Question

How do you find the exact value of \[\cos \left[ {\dfrac{{ - 7\pi }}{6}} \right] \] ?

Answer 1

Hint: sine, cosine and tangent are the main functions while cosecant, secant and cotangent are the reciprocal of sine, cosine and tangent respectively. Thus the given function can be converted in the form of sine easily. Signs of a trigonometric function are the same in the two of the four quadrants in the graph that’s why any trigonometric function can have many solutions. To solve this we need to know identities of supplementary angles.

Complete step-by-step answer:
Given, \[\cos \left[ {\dfrac{{ - 7\pi }}{6}} \right] \]
We know that \[\cos ( - \theta ) = \cos (\theta )\] ,
So above becomes,
 \[ \Rightarrow \cos \left[ {\dfrac{{ - 7\pi }}{6}} \right] = \cos \left[ {\dfrac{{7\pi }}{6}} \right] \]
But we can write \[\dfrac{{7\pi }}{6} = \pi + \dfrac{\pi }{6}\] ,
 \[ = \cos \left[ {\pi + \dfrac{\pi }{6}} \right] \]
But we know the supplementary angle identity \[\cos (\pi + \theta ) = - \cos \theta \] . The negative sign is because of the third quadrant and cosine is negative in the third quadrant.
 \[ = - \cos \left[ {\dfrac{\pi }{6}} \right] \]
We know \[\pi = {180^0}\] and \[ \Rightarrow \dfrac{\pi }{6} = \dfrac{{{{180}^0}}}{6} = {30^0}\] , then we have,
 \[ = - \cos ({30^0})\]
We know \[\cos ({30^0}) = \dfrac{{\sqrt 3 }}{2}\]
 \[ - \dfrac{{\sqrt 3 }}{2}\] .
Thus we have \[ \Rightarrow \cos \left[ {\dfrac{{ - 7\pi }}{6}} \right] = - \dfrac{{\sqrt 3 }}{2}\]
So, the correct answer is “$ - \dfrac{{\sqrt 3 }}{2}$”.

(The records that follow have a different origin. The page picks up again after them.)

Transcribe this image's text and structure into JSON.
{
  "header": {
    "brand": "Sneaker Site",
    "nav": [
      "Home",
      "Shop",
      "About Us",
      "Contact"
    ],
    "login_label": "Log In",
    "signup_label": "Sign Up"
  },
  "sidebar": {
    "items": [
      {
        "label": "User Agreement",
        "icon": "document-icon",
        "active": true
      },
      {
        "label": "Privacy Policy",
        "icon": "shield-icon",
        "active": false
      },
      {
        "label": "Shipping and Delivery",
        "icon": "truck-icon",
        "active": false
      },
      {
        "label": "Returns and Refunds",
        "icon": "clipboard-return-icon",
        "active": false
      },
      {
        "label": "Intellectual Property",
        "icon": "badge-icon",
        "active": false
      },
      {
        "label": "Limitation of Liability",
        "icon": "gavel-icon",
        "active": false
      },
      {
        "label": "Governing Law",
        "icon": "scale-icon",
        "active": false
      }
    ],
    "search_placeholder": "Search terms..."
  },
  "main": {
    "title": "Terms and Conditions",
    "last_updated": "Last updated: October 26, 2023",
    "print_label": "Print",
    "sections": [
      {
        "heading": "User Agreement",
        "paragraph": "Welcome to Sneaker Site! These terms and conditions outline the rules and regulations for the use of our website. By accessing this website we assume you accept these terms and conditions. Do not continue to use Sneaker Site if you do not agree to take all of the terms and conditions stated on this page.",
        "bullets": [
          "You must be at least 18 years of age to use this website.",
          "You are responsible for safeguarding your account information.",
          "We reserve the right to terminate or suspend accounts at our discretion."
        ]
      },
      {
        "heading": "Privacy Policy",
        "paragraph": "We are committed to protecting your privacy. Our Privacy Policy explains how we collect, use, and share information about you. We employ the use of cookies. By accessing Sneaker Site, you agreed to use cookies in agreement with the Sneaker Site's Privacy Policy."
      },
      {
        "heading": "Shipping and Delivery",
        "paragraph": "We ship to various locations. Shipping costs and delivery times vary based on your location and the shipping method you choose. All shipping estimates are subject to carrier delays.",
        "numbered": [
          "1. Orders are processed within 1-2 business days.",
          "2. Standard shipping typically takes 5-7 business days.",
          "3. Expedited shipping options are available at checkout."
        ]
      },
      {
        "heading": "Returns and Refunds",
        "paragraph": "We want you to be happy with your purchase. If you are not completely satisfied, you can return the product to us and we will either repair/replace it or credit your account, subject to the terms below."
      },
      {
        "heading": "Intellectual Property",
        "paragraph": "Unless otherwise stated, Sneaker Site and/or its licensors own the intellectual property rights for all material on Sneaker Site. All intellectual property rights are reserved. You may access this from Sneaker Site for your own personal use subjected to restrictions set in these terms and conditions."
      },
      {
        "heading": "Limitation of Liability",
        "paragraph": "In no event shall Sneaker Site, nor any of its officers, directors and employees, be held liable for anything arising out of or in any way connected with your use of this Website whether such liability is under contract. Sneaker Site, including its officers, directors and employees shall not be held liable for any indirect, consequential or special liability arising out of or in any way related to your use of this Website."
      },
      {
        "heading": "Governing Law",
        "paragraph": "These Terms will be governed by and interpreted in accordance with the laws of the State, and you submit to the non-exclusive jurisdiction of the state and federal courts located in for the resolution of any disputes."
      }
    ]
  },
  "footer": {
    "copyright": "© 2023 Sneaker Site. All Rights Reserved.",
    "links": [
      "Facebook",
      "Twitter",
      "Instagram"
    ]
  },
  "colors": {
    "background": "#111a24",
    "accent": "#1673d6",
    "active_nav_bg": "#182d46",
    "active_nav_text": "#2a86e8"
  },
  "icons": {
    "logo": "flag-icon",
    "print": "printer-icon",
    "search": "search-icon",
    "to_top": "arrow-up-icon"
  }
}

Note: A graph is divided into four quadrants, all the trigonometric functions are positive in the first quadrant, all the trigonometric functions are negative in the second quadrant except sine and cosine functions, tangent and cotangent are positive in the third quadrant while all others are negative and similarly all the trigonometric functions are negative in the fourth quadrant except cosine and secant. The trigonometric functions are periodic, that is their value repeats after a specific interval using this property we find their value in the other quadrants.